2022.04.14
意外と知らない修繕積立金
所有しているマンションの修繕積立金は売却時に戻ってくると思っている方も多くいらっしゃると思います。
結論から申し上げると、修繕積立金はマンションを売っても戻ってきません。
今回は皆様が意外と知らない修繕積立金についてご紹介します。
そもそも修繕積立金とは?
修繕積立金とは、大規模な修繕に備えてマンションの区分所有者が負担する積立金です。
金額については、国土交通省が策定した「長期修繕計画作成ガイドライン」を基準に、「長期修繕計画」を作成し、計画を基に資金計画を作成して決められることが一般的です。
●修繕積立金の目的
修繕積立金が集められる目的は、マンションの外壁やエントランス、屋上やエレベーターなどの共用部分を修繕することです。およそ10~15年に1度、大規模な修繕工事が実施される際に、修繕積立金が使用されます。また、自然災害などによる突発的な被害に対しても、修繕積立金の一部を活用するケースがあります。
●支払った修繕積立金は戻ってこない理由
マンションを手放すまでにいくら修繕積立金を払っていたとしても、売却時に修繕積立金は1円も戻ってきません。「積立金なのにどうして?」と感じるかもしれませんが、これは修繕積立金があくまでも「マンションの長期修繕計画に備えてオーナー全員から集めてプールしているお金」だからです。

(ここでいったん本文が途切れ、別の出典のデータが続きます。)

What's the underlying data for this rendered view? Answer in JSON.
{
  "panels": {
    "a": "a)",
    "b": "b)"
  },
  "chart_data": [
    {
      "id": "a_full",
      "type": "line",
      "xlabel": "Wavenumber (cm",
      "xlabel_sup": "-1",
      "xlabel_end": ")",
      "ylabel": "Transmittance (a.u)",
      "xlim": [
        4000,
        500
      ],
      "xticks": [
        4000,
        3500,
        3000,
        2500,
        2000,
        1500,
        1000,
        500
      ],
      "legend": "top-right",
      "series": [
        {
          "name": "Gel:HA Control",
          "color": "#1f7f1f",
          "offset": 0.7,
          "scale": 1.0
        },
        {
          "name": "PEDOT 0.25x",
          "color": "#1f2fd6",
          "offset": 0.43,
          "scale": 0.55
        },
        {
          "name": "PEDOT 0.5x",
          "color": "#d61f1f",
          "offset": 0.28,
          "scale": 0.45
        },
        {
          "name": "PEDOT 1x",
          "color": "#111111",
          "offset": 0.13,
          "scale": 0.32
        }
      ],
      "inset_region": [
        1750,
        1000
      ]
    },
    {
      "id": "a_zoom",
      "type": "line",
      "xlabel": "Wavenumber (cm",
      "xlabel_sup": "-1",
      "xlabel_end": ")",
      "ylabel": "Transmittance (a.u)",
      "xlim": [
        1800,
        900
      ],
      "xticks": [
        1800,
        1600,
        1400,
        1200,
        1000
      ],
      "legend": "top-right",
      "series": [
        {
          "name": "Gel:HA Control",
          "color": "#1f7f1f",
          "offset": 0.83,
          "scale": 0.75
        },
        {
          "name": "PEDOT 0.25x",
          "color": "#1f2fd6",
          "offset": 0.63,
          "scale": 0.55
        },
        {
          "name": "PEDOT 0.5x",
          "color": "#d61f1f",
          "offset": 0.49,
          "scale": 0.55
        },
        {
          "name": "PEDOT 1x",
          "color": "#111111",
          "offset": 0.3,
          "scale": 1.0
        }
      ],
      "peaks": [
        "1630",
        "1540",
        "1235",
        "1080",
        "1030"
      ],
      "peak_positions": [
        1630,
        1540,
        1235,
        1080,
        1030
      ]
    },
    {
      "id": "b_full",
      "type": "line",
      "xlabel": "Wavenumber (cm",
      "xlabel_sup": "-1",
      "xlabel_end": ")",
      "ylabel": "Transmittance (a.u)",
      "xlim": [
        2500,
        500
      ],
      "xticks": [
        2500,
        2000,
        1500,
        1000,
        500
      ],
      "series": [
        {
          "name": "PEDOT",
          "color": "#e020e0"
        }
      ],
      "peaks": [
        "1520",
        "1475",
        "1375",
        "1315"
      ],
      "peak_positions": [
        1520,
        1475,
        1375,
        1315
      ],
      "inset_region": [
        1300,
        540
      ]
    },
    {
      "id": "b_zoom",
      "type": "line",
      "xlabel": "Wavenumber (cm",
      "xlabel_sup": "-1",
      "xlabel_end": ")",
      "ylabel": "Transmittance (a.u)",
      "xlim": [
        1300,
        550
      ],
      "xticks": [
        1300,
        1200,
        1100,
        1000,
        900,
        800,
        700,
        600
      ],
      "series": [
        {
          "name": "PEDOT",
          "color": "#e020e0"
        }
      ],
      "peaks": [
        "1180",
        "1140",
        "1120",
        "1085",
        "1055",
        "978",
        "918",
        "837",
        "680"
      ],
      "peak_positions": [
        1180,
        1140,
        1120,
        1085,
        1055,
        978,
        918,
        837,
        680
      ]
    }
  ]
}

マンションは非常に頑丈な建物ですが、10年から15年も経つと塗装や防水工事の効果が下がってくるため、定期的にメンテナンスをする必要があります。建物の高さがあって足場を組む作業が必要になる関係上、これらのメンテナンスには数百万円かかってしまうので、毎月オーナーから集めた修繕積立金で修繕費用を支払っているのです。
マンションのオーナーが変わる度に支払った修繕積立金を全額返還していると、修繕費用が貯まらず支払いができなくなってしまいます。そのため、マンションを売却しても修繕積立金は戻ってきません。